It seems to me that there is a historic sweep to PEACE that reaches its
climax in "The President."  In ways it reminds me of Coetzee's WAITING FOR
THE BARBARIANS [1980] in incorporating the interplay between urban
civilization and pastoral nomads.

In section 1, Weer talks to Hannah as practically the last person around to
have seen an American Indian, probably an Iroquois (c. 1853).  She prefaces
the tale by saying "You make it sound like a show.  It wasn't no show" (hc,
30).  This reminds us that yes, there really were "Wild West" circus shows,
featuring American Indians.  It makes the clear linkage between displaced
aboriginal people and the nomadic, mysterious entertainers of the carny
world.

In section 3 we learn that Tilly made a pact with the nomadic carnies
(before 1923).  He had something they wanted, the ability to create freaks
from normal people.  He helped them, they helped him, trade flourished.

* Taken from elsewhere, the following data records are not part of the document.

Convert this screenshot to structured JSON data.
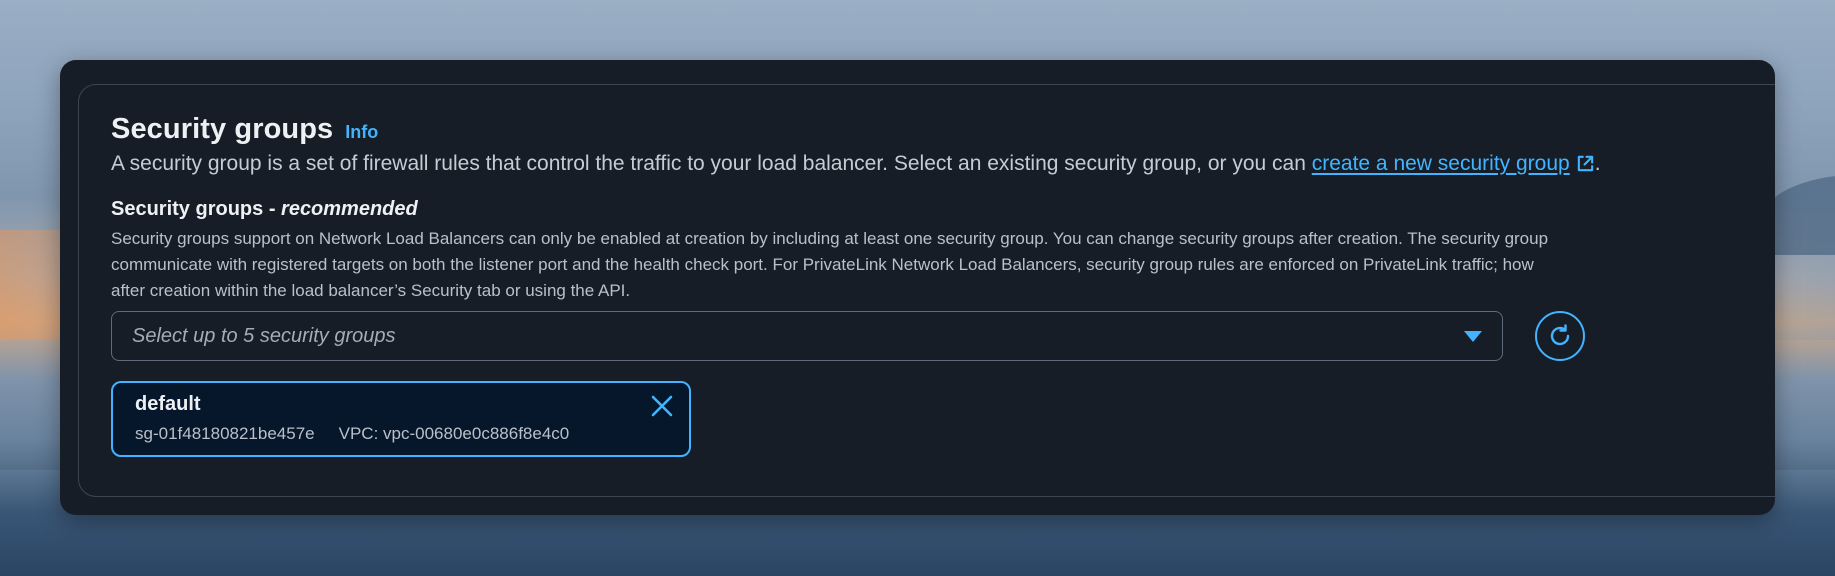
{
  "security_groups": {
    "title": "Security groups",
    "info_label": "Info",
    "description_prefix": "A security group is a set of firewall rules that control the traffic to your load balancer. Select an existing security group, or you can ",
    "create_link_label": "create a new security group",
    "description_suffix": ".",
    "field": {
      "label": "Security groups - ",
      "label_emphasis": "recommended",
      "description_lines": [
        "Security groups support on Network Load Balancers can only be enabled at creation by including at least one security group. You can change security groups after creation. The security group",
        "communicate with registered targets on both the listener port and the health check port. For PrivateLink Network Load Balancers, security group rules are enforced on PrivateLink traffic; how",
        "after creation within the load balancer’s Security tab or using the API."
      ],
      "select_placeholder": "Select up to 5 security groups"
    },
    "selected": [
      {
        "name": "default",
        "id": "sg-01f48180821be457e",
        "vpc": "VPC: vpc-00680e0c886f8e4c0"
      }
    ]
  },
  "icons": {
    "external_link": "external-link-icon",
    "caret": "caret-down-icon",
    "refresh": "refresh-icon",
    "remove": "close-icon"
  },
  "colors": {
    "accent": "#42b4ff",
    "panel_bg": "#161d26",
    "token_bg": "#06162b",
    "text_primary": "#eef1f4",
    "text_secondary": "#c6ccd4"
  }
}
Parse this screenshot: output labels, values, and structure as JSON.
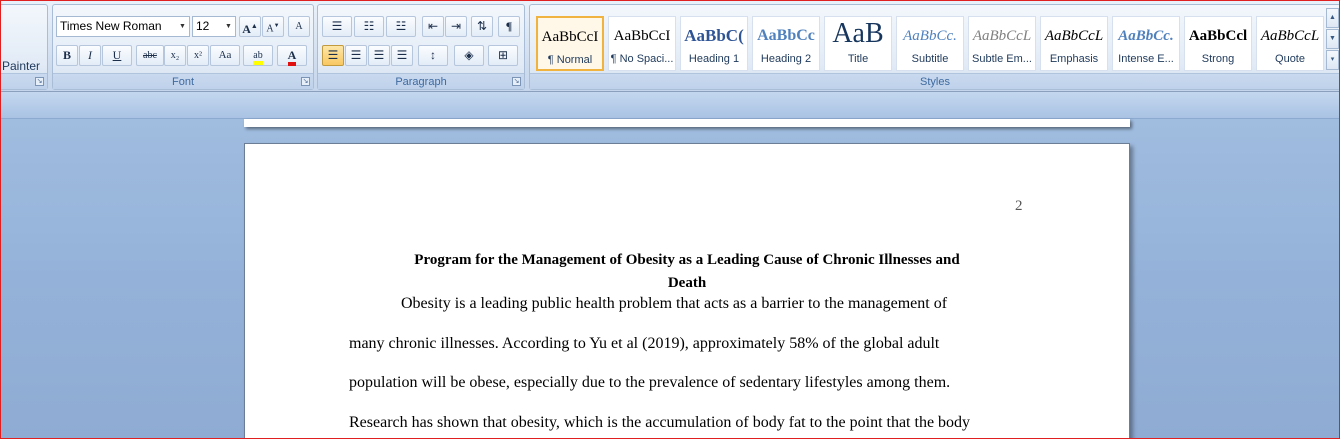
{
  "ribbon": {
    "clipboard": {
      "painter_label": "Painter"
    },
    "font": {
      "label": "Font",
      "font_name": "Times New Roman",
      "font_size": "12",
      "grow_glyph": "A",
      "shrink_glyph": "A",
      "clear_glyph": "A",
      "bold": "B",
      "italic": "I",
      "underline": "U",
      "strike": "abc",
      "subscript": "x₂",
      "superscript": "x²",
      "change_case": "Aa",
      "highlight": "ab",
      "font_color": "A"
    },
    "paragraph": {
      "label": "Paragraph",
      "bullets_glyph": "☰",
      "numbering_glyph": "☷",
      "multilevel_glyph": "☳",
      "decrease_indent_glyph": "⇤",
      "increase_indent_glyph": "⇥",
      "sort_glyph": "⇅",
      "show_marks_glyph": "¶",
      "align_left_glyph": "☰",
      "align_center_glyph": "☰",
      "align_right_glyph": "☰",
      "justify_glyph": "☰",
      "line_spacing_glyph": "↕",
      "shading_glyph": "◈",
      "borders_glyph": "⊞"
    },
    "styles": {
      "label": "Styles",
      "items": [
        {
          "sample": "AaBbCcI",
          "name": "¶ Normal"
        },
        {
          "sample": "AaBbCcI",
          "name": "¶ No Spaci..."
        },
        {
          "sample": "AaBbC(",
          "name": "Heading 1"
        },
        {
          "sample": "AaBbCc",
          "name": "Heading 2"
        },
        {
          "sample": "AaB",
          "name": "Title"
        },
        {
          "sample": "AaBbCc.",
          "name": "Subtitle"
        },
        {
          "sample": "AaBbCcL",
          "name": "Subtle Em..."
        },
        {
          "sample": "AaBbCcL",
          "name": "Emphasis"
        },
        {
          "sample": "AaBbCc.",
          "name": "Intense E..."
        },
        {
          "sample": "AaBbCcl",
          "name": "Strong"
        },
        {
          "sample": "AaBbCcL",
          "name": "Quote"
        }
      ]
    }
  },
  "colors": {
    "highlight": "#ffff00",
    "font_color": "#e01010",
    "heading_blue": "#2f5496"
  },
  "document": {
    "page_number": "2",
    "title_line1": "Program for the Management of Obesity as a Leading Cause of Chronic Illnesses and",
    "title_line2": "Death",
    "lines": [
      "Obesity is a leading public health problem that acts as a barrier to the management of",
      "many chronic illnesses. According to Yu et al (2019), approximately 58% of the global adult",
      "population will be obese, especially due to the prevalence of sedentary lifestyles among them.",
      "Research has shown that obesity, which is the accumulation of body fat to the point that the body"
    ]
  }
}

The Iroquois/American treaty (once real, then forged) is revealed in
section 4 to be contingent upon Blaine having a son.  Blaine has no son in
his old age (1953).

We come to section 5, with its surface focus on the Tang factory (1974):
automation, industrial decline, unions.  But the low level workers are
American Indians from Central America.  More crucially, the "contract"
between carnies and the chemistry empire has come up for renewal: Charlie
Turner seems to want the same deal with Weer that he had with Smart, and
Tilly before Smart, but Weer is an engineer, not a chemist.  There is no
longer any basis for a relationship, so the carny nomads leave the
alliance, which in my mind seems like the Germanic tribes who had been
welcomed into the Roman Empire as frontier guards and then later reverted
to their barbarian ways to aid in the dismembering of the state when Rome
failed to keep up the relationship/bargain.

The Indians are in the factory; the roving carnies will not accept tribute
any longer; the Americans are sterile, dying of their own poisons.

The Doris letter is about the savage future ahead: one can join a nomadic
group, but there will be no mercy for the weak.  Doris represents the last
of the dying civilization, crumbling in the face of barbarian onslaught.